By default, sites are loaded along with collision and visual shapes. You can control this behavior with the parse_sites and parse_visuals parameters:

builder = newton.ModelBuilder()

# Load only collision shapes and sites (no visual shapes)
builder.add_mjcf("robot.xml", parse_sites=True, parse_visuals=False)

# Load only collision shapes (no sites or visual shapes)
builder.add_mjcf("robot.xml", parse_sites=False, parse_visuals=False)

USD Import#

Sites in USD are identified by the MjcSiteAPI schema applied to geometric primitives:

def Xform "robot" (
    prepend apiSchemas = ["PhysicsRigidBodyAPI"]
) {
    def Sphere "imu_site" (
        prepend apiSchemas = ["MjcSiteAPI"]
    ) {
        double radius = 0.02
        double3 xformOp:translate = (0.1, 0, 0)
        uniform token[] xformOpOrder = ["xformOp:translate"]
    }
}

Similar to MJCF import, you can control whether sites and visual shapes are loaded using the load_sites and load_visual_shapes parameters:

builder = newton.ModelBuilder()

# Load only collision shapes and sites (no visual shapes)
builder.add_usd("robot.usda", load_sites=True, load_visual_shapes=False)

# Load only collision shapes (no sites or visual shapes)
builder.add_usd("robot.usda", load_sites=False, load_visual_shapes=False)

By default, both load_sites and load_visual_shapes are set to True.

Using Sites with Sensors#

Sites are commonly used as reference frames for sensors, particularly the FrameTransformSensor which computes relative poses between objects and reference frames.
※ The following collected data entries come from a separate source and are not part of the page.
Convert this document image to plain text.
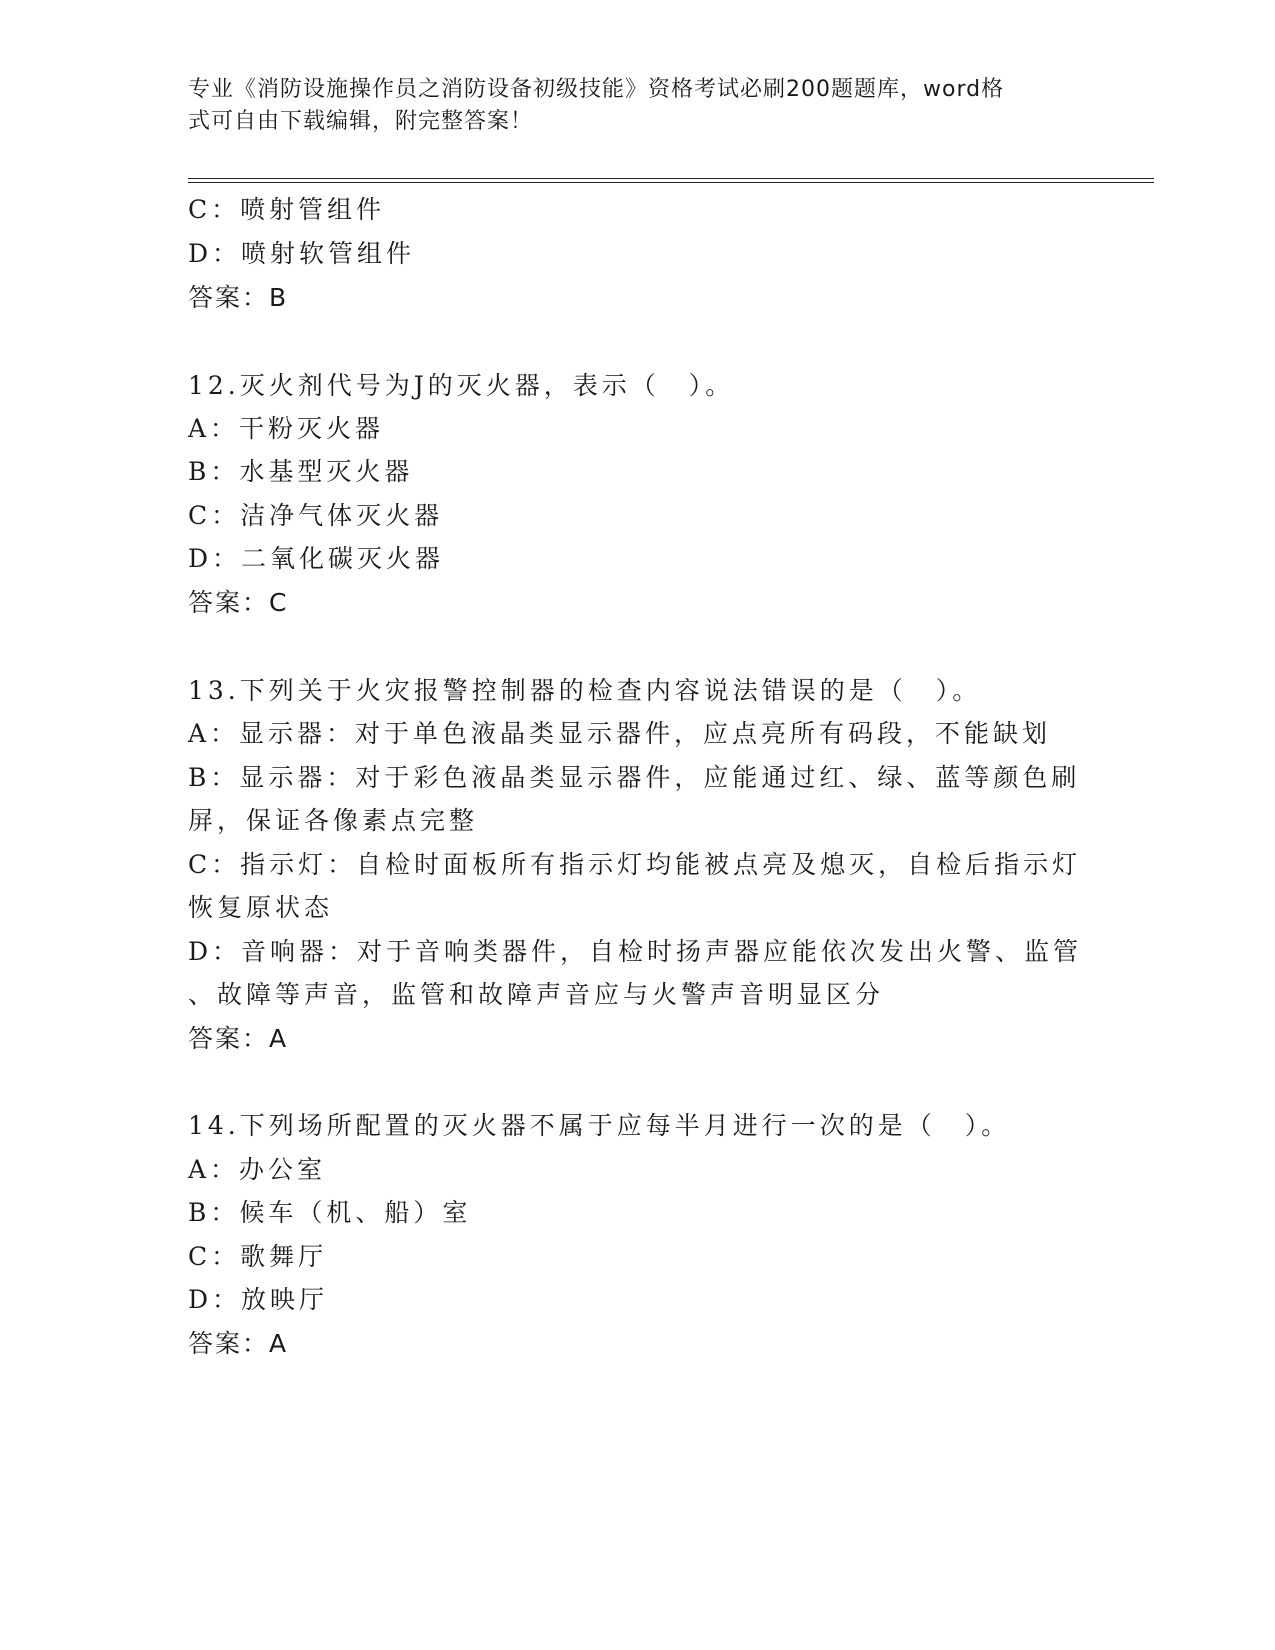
专业《消防设施操作员之消防设备初级技能》资格考试必刷200题题库，word格
式可自由下载编辑，附完整答案！
C：喷射管组件
D：喷射软管组件
答案：B
12.灭火剂代号为J的灭火器，表示（　）。
A：干粉灭火器
B：水基型灭火器
C：洁净气体灭火器
D：二氧化碳灭火器
答案：C
13.下列关于火灾报警控制器的检查内容说法错误的是（　）。
A：显示器：对于单色液晶类显示器件，应点亮所有码段，不能缺划
B：显示器：对于彩色液晶类显示器件，应能通过红、绿、蓝等颜色刷
屏，保证各像素点完整
C：指示灯：自检时面板所有指示灯均能被点亮及熄灭，自检后指示灯
恢复原状态
D：音响器：对于音响类器件，自检时扬声器应能依次发出火警、监管
、故障等声音，监管和故障声音应与火警声音明显区分
答案：A
14.下列场所配置的灭火器不属于应每半月进行一次的是（　）。
A：办公室
B：候车（机、船）室
C：歌舞厅
D：放映厅
答案：A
For detailed information on using sites with sensors, see Sensors.

MuJoCo Interoperability#

When using SolverMuJoCo, Newton sites are automatically exported to MuJoCo’s native site representation:

from newton.solvers import SolverMuJoCo

# Create a simple model with a site
builder = newton.ModelBuilder()
body = builder.add_body(mass=1.0, I_m=wp.mat33(np.eye(3)))
site = builder.add_site(body=body, key="sensor")
builder.add_joint_free(body)
model = builder.finalize()

# Create MuJoCo solver (sites are exported by default)
solver = SolverMuJoCo(model)

Sites are exported with their visual properties (color, size) and can be used with MuJoCo’s native sensors and actuators. To disable site export, pass include_sites=False to the convert_to_mjc() method if calling it manually.

Implementation Details#

Sites are internally represented as shapes with the ShapeFlags.SITE flag set. This allows them to leverage Newton’s existing shape infrastructure while maintaining distinct behavior:

  • Sites are filtered out from collision detection pipelines

  • Site density is automatically set to zero during creation

  • Sites can be queried and filtered using the Selection API with shape-frequency operations

This implementation approach provides maximum flexibility while keeping the codebase maintainable and avoiding duplication.